Diamagnetic materials repel magnets at the point of their greatest magnetic field. Because the diamagnetic effect is dim, it takes two substantial pieces of diamagnetic materials surrounding a small, powerful magnet to repel the magnet, or push it in opposite directions and making it appear to levitate.
Narrowly sliced carbon graphite has a negative magnetic susceptibility. This material provokes weak diamagnetic fields in the presence of magnetic fields. Carbon graphite floats in a magnetic field of rare earth permanent magnets. Carbon graphite is not the same as plain graphite, used in pencils, which has the opposite quality of ferromagnetism.
The most readily available form of bismuth is found in shotgun pellets. It needs to be melted down and poured into something like a cupcake pan to form diamagnetic plates. It expands while cooling, where it can more easily demonstrate the diamagnetic effect. Bismuth is the most strongly diamagnetic material. It boasts a high electrical resistance while in a magnetic field. Like carbon graphite, it possesses about 20 times greater diamagnetism than water.

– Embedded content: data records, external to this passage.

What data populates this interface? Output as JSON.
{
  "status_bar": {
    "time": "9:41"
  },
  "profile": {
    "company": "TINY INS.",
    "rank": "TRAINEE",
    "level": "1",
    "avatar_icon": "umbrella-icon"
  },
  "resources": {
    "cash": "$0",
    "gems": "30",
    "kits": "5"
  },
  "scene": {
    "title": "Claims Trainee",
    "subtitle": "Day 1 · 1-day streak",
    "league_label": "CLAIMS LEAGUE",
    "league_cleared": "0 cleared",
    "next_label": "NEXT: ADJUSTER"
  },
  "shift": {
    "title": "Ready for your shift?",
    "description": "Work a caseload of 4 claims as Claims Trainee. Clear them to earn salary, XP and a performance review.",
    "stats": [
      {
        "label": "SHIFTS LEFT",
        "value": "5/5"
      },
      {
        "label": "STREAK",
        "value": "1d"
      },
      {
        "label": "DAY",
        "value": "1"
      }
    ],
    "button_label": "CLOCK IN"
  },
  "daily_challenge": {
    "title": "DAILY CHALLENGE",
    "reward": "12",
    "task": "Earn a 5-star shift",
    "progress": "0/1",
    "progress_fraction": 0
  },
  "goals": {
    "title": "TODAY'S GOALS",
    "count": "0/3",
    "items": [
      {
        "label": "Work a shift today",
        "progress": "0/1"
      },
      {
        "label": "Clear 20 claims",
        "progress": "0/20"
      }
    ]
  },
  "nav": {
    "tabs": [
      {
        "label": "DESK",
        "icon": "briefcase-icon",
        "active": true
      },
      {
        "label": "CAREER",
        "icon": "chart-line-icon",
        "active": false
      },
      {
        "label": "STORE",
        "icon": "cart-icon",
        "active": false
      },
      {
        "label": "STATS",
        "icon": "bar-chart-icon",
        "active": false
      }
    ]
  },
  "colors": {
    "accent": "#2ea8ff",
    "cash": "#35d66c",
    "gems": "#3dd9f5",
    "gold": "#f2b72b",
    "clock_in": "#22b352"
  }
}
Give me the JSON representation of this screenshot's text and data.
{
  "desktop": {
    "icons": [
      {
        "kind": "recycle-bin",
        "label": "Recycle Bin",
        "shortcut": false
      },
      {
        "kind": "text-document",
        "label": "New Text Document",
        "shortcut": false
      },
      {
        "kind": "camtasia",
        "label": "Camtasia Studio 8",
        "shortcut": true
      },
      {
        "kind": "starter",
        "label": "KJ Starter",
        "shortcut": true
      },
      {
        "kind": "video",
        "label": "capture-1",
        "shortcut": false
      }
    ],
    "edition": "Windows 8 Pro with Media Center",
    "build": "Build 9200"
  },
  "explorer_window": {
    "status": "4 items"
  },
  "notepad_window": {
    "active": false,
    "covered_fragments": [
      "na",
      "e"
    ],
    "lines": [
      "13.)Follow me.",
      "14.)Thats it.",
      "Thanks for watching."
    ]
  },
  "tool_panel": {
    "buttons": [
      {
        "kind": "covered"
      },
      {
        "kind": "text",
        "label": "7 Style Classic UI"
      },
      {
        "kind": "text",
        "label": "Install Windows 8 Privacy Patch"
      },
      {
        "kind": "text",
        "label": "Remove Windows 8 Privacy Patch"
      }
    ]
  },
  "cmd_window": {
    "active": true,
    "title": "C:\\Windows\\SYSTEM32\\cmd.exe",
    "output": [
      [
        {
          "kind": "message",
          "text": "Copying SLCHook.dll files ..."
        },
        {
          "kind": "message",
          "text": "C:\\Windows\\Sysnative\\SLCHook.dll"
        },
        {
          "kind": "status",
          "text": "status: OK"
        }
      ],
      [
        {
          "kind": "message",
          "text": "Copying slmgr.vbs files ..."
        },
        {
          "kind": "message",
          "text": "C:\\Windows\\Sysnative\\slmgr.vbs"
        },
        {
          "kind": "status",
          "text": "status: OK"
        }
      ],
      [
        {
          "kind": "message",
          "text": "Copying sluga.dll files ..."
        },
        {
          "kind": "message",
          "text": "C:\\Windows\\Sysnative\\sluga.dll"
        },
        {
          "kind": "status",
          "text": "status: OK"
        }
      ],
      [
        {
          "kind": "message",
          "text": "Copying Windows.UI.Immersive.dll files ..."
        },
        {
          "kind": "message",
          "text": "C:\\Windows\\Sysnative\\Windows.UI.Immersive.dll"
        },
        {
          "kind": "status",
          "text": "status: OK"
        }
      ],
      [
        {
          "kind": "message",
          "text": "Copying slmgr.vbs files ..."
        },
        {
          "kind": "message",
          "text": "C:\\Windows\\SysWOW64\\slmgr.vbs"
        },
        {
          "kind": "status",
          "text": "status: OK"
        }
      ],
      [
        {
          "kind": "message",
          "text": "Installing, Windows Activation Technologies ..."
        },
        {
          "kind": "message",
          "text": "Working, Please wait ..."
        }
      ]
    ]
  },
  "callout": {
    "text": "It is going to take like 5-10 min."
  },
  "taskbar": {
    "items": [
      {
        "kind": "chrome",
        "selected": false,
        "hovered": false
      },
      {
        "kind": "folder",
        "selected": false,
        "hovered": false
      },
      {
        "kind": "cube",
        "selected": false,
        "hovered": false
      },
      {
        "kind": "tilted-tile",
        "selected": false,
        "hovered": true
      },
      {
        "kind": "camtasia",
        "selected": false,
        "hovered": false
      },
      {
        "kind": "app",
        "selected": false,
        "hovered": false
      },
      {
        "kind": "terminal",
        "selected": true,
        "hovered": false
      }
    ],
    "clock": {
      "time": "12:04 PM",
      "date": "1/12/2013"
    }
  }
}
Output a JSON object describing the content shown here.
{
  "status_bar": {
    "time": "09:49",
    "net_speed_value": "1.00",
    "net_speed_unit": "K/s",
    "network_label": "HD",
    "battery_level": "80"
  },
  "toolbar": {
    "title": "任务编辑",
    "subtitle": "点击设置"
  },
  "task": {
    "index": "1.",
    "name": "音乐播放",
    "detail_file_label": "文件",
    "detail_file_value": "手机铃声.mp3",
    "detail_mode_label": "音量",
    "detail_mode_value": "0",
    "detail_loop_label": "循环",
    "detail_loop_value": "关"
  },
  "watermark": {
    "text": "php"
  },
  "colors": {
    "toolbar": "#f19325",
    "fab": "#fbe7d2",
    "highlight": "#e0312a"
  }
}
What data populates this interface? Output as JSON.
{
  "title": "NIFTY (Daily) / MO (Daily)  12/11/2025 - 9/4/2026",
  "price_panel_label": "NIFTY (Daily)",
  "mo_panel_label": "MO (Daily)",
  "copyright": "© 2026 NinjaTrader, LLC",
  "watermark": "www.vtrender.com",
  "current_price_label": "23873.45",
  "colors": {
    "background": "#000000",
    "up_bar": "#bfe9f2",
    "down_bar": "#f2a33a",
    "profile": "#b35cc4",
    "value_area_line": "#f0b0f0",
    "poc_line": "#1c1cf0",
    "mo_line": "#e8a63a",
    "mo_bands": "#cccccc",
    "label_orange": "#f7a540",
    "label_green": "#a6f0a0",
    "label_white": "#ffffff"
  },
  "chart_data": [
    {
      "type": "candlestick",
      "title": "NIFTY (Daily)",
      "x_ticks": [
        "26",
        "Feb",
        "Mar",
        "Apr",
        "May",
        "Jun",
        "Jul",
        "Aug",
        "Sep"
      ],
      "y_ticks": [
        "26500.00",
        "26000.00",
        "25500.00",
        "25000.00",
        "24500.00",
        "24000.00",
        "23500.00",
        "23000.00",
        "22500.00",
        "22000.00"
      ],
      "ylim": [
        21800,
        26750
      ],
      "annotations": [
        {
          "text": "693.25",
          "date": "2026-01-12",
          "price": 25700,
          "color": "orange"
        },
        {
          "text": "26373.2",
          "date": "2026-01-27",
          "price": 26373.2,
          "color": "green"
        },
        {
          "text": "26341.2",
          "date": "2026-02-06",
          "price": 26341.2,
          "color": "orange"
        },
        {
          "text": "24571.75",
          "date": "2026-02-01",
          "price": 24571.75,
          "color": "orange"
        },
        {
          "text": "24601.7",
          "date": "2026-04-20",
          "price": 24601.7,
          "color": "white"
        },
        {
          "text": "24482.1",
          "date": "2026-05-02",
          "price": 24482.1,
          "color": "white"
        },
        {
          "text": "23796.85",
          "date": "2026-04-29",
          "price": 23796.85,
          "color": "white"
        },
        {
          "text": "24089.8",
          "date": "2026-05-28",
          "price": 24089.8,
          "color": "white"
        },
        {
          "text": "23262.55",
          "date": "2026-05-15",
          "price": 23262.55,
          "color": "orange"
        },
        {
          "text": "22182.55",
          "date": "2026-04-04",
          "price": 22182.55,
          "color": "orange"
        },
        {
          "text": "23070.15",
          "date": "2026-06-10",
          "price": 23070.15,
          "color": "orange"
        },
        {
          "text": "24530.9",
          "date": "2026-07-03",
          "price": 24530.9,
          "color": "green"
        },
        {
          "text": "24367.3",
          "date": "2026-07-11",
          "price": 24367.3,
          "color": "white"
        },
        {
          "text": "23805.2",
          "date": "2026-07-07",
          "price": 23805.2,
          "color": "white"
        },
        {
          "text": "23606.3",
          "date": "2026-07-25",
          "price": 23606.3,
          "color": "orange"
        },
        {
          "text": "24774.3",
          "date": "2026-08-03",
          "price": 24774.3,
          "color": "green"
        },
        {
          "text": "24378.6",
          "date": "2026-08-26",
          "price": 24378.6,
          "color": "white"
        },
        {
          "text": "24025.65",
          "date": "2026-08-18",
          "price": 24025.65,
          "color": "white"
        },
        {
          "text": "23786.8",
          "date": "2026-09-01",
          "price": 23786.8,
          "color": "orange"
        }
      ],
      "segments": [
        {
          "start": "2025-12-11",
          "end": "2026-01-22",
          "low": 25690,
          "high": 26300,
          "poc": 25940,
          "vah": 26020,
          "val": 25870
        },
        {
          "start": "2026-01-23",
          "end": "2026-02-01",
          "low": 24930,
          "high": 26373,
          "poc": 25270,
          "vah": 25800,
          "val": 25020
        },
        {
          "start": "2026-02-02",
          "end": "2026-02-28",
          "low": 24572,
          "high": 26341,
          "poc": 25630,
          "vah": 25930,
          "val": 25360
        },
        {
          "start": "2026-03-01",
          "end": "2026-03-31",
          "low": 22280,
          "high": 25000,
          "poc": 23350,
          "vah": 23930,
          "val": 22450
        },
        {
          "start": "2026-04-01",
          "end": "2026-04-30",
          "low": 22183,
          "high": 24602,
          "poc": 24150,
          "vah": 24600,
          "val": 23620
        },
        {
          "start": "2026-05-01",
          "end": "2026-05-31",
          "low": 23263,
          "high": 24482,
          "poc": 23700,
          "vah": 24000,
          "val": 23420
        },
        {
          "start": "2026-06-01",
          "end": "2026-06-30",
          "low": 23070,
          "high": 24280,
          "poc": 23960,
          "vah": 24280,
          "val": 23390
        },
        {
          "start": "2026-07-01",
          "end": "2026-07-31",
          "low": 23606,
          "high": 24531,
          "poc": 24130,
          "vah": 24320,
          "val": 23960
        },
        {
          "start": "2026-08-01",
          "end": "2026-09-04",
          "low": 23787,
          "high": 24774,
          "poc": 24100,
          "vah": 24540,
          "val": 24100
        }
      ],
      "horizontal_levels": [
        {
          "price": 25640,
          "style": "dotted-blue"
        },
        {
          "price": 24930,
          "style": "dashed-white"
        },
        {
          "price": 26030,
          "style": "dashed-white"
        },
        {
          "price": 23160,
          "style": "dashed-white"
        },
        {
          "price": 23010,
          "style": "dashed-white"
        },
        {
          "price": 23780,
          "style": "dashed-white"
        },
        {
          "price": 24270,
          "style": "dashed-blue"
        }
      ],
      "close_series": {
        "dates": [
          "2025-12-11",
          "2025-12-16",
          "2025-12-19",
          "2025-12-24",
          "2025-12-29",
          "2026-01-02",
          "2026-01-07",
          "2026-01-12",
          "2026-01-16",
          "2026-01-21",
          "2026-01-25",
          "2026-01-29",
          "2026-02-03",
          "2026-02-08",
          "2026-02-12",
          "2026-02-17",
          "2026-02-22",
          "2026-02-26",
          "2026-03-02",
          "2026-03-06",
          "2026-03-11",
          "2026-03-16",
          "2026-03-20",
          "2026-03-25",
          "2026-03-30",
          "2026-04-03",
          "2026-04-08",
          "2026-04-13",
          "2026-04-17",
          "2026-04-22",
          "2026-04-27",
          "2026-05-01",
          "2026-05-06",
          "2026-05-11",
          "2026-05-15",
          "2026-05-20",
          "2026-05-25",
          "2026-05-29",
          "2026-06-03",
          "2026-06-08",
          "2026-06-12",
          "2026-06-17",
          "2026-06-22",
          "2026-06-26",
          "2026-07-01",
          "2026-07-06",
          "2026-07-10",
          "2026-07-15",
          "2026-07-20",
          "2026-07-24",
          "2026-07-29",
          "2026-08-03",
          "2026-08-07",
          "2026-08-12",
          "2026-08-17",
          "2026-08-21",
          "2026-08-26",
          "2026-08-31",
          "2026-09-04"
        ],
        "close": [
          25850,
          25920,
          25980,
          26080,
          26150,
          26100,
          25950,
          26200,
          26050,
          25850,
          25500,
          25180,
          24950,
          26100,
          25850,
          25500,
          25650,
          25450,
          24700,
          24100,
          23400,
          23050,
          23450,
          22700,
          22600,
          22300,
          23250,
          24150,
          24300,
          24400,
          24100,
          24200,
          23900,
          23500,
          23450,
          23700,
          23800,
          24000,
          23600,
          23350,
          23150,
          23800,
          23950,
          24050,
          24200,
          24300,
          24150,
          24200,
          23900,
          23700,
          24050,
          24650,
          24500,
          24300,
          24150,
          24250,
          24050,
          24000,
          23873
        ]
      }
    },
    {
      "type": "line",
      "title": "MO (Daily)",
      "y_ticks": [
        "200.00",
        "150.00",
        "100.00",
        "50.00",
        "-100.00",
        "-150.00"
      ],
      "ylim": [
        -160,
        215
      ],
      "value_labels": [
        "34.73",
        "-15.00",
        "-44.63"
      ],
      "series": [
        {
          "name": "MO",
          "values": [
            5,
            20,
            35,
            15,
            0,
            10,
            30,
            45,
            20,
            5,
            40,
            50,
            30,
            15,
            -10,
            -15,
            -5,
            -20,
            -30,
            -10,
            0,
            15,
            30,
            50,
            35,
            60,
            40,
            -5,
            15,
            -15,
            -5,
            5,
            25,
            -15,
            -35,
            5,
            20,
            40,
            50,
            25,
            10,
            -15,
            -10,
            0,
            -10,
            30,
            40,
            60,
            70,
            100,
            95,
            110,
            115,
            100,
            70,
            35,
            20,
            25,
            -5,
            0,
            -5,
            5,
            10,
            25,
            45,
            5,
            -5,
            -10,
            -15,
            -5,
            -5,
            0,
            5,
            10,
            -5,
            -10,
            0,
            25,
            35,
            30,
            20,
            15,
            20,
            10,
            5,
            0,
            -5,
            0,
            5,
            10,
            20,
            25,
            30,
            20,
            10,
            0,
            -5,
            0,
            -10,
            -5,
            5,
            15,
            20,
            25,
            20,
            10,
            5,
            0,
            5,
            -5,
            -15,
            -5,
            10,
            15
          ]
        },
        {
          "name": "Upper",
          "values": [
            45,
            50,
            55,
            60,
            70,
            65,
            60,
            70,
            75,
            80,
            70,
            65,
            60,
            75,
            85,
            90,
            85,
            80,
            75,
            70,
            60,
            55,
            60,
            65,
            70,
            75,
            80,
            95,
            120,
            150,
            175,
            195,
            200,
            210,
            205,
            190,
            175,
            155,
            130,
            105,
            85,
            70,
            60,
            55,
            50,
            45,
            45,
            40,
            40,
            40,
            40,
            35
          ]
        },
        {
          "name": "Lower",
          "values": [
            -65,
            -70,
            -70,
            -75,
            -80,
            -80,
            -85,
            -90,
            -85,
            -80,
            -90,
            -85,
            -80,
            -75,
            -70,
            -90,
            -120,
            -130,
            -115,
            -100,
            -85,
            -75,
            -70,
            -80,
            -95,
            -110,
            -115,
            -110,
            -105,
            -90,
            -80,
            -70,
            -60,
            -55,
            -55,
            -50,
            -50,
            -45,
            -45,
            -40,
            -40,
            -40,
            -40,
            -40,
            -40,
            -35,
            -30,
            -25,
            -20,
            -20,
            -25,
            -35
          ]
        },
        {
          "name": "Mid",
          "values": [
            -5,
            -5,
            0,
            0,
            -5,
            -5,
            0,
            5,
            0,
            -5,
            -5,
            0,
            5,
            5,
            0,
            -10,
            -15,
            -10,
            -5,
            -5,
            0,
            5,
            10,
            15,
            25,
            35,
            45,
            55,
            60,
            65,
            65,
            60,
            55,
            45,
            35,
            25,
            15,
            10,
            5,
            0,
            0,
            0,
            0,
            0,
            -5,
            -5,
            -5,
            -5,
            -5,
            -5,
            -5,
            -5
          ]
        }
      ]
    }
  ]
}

Silver is near copper on the Periodic Table, and is the strongest electrical and thermal conductor. It has a low resistance which allows electricity to pass easily through it. It is more strongly diamagnetic than copper, repelling any magnetic flow that tries to penetrate it. It will produce a current when exposed to a strong enough magnet. It will produce an opposing magnetic field when electrical current runs through it.